The National Institute for Occupational Safety and Health has decided to review a petition calling for those who worked at Linde from 1954 to 2006 to be considered a “special exposure cohort,” which would ease their path to benefits.

But the agency rejected a petition calling for similar status for workers from those earlier years, when the Town of Tonawanda facility actually was doing Cold War nuclear work.

In a letter to Antoinette Bonsignore, a University at Buffalo law school graduate helping the retired workers, the agency said she had not proved that the petition from the workers in the earlier years deserved to be reviewed.

“None of the four bases you selected for your petition was sufficiently supported,” Larry J. Elliott, director of the Office of Compensation Analysis and Support at the agency, said in the letter.

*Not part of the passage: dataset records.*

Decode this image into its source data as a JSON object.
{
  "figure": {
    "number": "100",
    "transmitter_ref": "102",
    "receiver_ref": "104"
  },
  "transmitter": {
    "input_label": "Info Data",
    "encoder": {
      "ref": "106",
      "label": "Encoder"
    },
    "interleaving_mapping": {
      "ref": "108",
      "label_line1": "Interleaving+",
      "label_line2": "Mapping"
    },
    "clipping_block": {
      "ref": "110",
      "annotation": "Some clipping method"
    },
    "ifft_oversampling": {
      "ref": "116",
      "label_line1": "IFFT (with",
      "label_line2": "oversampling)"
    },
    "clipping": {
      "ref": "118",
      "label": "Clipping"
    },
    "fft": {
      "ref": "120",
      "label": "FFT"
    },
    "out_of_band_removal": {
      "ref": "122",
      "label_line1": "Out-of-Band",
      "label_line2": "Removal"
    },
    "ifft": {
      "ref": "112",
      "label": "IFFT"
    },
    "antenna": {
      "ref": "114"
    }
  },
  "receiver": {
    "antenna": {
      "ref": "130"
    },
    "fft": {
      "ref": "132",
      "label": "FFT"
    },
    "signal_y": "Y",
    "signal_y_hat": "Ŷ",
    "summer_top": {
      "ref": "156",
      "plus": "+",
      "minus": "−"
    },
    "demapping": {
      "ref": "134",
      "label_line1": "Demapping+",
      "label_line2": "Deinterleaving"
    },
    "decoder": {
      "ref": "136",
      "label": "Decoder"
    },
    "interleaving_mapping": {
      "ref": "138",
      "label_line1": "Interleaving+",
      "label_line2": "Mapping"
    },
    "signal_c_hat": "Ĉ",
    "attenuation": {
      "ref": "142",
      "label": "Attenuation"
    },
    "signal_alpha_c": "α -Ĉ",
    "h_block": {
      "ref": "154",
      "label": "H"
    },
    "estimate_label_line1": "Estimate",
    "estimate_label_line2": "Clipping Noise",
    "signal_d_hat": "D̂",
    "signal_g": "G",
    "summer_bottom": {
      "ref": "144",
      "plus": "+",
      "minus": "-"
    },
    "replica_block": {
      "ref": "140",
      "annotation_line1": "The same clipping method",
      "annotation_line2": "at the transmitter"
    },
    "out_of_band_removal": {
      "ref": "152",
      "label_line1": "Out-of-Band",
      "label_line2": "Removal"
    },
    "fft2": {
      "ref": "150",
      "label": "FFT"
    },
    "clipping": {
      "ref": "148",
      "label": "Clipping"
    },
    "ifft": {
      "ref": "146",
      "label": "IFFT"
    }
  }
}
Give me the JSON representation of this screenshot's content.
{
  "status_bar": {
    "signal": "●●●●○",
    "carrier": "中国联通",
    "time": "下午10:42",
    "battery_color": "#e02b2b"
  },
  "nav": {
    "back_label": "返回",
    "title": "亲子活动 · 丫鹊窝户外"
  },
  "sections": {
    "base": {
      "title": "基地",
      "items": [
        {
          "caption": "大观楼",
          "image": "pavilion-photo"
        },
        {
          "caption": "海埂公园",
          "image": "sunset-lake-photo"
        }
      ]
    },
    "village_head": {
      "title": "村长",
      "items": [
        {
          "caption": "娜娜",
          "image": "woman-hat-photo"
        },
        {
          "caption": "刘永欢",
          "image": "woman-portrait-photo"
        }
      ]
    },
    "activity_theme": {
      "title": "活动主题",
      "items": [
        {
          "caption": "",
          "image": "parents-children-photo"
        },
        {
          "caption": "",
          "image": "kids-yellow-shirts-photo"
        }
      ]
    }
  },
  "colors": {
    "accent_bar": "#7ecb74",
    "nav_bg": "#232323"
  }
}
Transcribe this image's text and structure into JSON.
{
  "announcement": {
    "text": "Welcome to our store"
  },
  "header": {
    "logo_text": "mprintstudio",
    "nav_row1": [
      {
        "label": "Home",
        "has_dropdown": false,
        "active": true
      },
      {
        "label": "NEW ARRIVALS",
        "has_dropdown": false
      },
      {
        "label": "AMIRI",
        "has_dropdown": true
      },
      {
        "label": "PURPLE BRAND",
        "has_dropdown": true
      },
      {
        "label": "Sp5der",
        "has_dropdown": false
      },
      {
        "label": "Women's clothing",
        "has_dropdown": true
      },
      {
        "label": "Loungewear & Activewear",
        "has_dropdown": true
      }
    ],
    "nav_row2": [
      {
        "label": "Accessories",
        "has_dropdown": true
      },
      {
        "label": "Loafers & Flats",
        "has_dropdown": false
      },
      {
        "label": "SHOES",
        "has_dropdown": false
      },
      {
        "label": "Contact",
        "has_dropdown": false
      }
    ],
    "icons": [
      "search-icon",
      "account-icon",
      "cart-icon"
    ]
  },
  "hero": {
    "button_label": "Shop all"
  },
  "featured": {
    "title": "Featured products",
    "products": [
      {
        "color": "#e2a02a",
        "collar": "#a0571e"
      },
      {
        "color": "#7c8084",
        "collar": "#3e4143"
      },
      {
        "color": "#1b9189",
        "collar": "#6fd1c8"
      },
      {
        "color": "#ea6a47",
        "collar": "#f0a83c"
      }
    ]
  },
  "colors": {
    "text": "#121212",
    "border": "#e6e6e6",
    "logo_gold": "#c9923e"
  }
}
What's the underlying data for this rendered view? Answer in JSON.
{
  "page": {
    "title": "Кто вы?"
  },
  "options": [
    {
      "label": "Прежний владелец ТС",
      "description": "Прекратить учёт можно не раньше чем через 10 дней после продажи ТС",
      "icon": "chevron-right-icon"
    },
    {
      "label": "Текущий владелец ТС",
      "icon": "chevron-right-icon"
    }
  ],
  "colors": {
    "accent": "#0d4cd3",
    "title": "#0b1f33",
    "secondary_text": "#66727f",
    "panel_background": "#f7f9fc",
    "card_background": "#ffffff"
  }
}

That decision prompted a complaint from Sens. Charles E. Schumer and Hillary Rodham Clinton, both D-N. Y. With Rep. Louise M. Slaughter, D-Fairport, they said in a letter to the agency that both petitions should have been allowed to move forward.

“It is incomprehensible to us that workers from 1947 [to] 1953 who were exposed to dangerous radiation during key operational phases of the Linde site have been denied review of their [special exposure cohort] petition and yet workers who worked after this time from 1954 until 2006 were granted review,” the letter said.

Bonsignore asked the agency for an administrative review of the decision, which is now under way, said Chris Ellison, a health communications specialist at NIOSH.

The retired workers want to be included in a special exposure cohort because that saves them the more difficult step of going through complex dose reconstructions aimed at determining their radiation exposure.

Already, 118 former Linde workers have won compensation under the federal program aimed at helping workers exposed to radiation as part of Cold War projects, and Bonsignore said she is representing more than 600 others who might be eligible.